Source:
https://scmp.com/comment/insight-opinion/article/1848712/matter-life-and-death-why-hospital-guidelines-hong-kong-must
Opinion/ Comment

A matter of life and death - why hospital guidelines in Hong Kong must include common sense

A general view of North Lantau Hospital. Photo: K.Y. Cheng

Minutes count in a medical emergency. That is why the time taken to get treatment for a man who collapsed just outside North Lantau Hospital at the weekend and later died is being taken so seriously. It is even more so given that there was a strikingly similar case at the Caritas Medical Centre in Kowloon seven years ago that highlighted shortcomings in public hospital guidelines. Only a thorough investigation will determine whether the latest incident was mishandled, but whatever the outcome, there can never be any excuse for hospitals not using common sense.

More than 20 minutes lapsed between a passer-by alerting the Tung Chung hospital to the 62-year-old man's collapse in record heat at a bus stop 30 metres from the entrance and his admission. Even then, it was a passing ambulance, not hospital medical staff, first on the scene; a security guard had gone to investigate and then contacted the emergency unit for help. While the team was gathering equipment, treatment was already being administered by the ambulance crew and the vehicle passed them before they arrived. The man died early on Sunday after being transferred to Princess Margaret Hospital.

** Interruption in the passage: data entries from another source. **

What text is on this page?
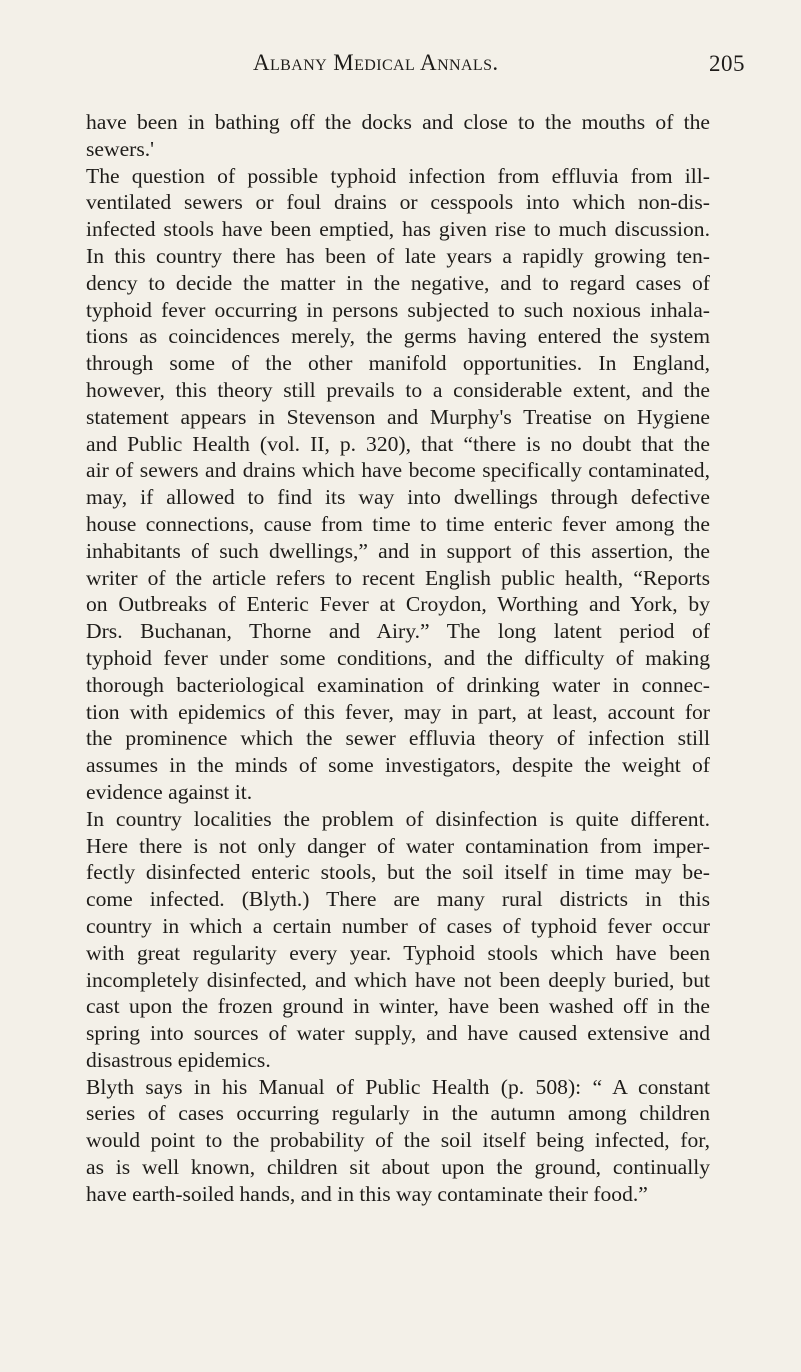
Albany Medical Annals.	205
have been in bathing off the docks and close to the mouths of the
sewers.'
The question of possible typhoid infection from effluvia from ill-
ventilated sewers or foul drains or cesspools into which non-dis-
infected stools have been emptied, has given rise to much discussion.
In this country there has been of late years a rapidly growing ten-
dency to decide the matter in the negative, and to regard cases of
typhoid fever occurring in persons subjected to such noxious inhala-
tions as coincidences merely, the germs having entered the system
through some of the other manifold opportunities. In England,
however, this theory still prevails to a considerable extent, and the
statement appears in Stevenson and Murphy's Treatise on Hygiene
and Public Health (vol. II, p. 320), that “there is no doubt that the
air of sewers and drains which have become specifically contaminated,
may, if allowed to find its way into dwellings through defective
house connections, cause from time to time enteric fever among the
inhabitants of such dwellings,” and in support of this assertion, the
writer of the article refers to recent English public health, “Reports
on Outbreaks of Enteric Fever at Croydon, Worthing and York, by
Drs. Buchanan, Thorne and Airy.” The long latent period of
typhoid fever under some conditions, and the difficulty of making
thorough bacteriological examination of drinking water in connec-
tion with epidemics of this fever, may in part, at least, account for
the prominence which the sewer effluvia theory of infection still
assumes in the minds of some investigators, despite the weight of
evidence against it.
In country localities the problem of disinfection is quite different.
Here there is not only danger of water contamination from imper-
fectly disinfected enteric stools, but the soil itself in time may be-
come infected. (Blyth.) There are many rural districts in this
country in which a certain number of cases of typhoid fever occur
with great regularity every year. Typhoid stools which have been
incompletely disinfected, and which have not been deeply buried, but
cast upon the frozen ground in winter, have been washed off in the
spring into sources of water supply, and have caused extensive and
disastrous epidemics.
Blyth says in his Manual of Public Health (p. 508): “ A constant
series of cases occurring regularly in the autumn among children
would point to the probability of the soil itself being infected, for,
as is well known, children sit about upon the ground, continually
have earth-soiled hands, and in this way contaminate their food.”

Passing judgment without full knowledge of the circumstances is wrong. The Hospital Authority's report will provide the time sequence of events and shed light on possible wrongdoing. But it cannot determine with certainty whether the man's life could have been saved. Any number of factors, from pre-existing medical conditions to the 36 degrees Celsius heat at the time, have to also be taken into account.

Still, the incident gives cause to recall the Caritas Medical Centre case in December 2008, which sparked similar public concern. The hospital's guidelines were revised as a result of the investigation into why it took 26 minutes for a 56-year-old man who had collapsed from a heart attack outside the front gates to receive emergency-room treatment. His distraught son had rushed inside for help, but a receptionist had declined to call an ambulance, instead advising that he phone the 999 emergency number. Such action had not been listed among the receptionists' duties and it was instead a passing doctor who found the man outside who dialled for assistance.

It took the man's death for the guidelines to be reviewed and changed. Common sense could have won valuable minutes in getting treatment. Knowing how well that lesson was learned cannot be said until the results of the latest inquiry are known.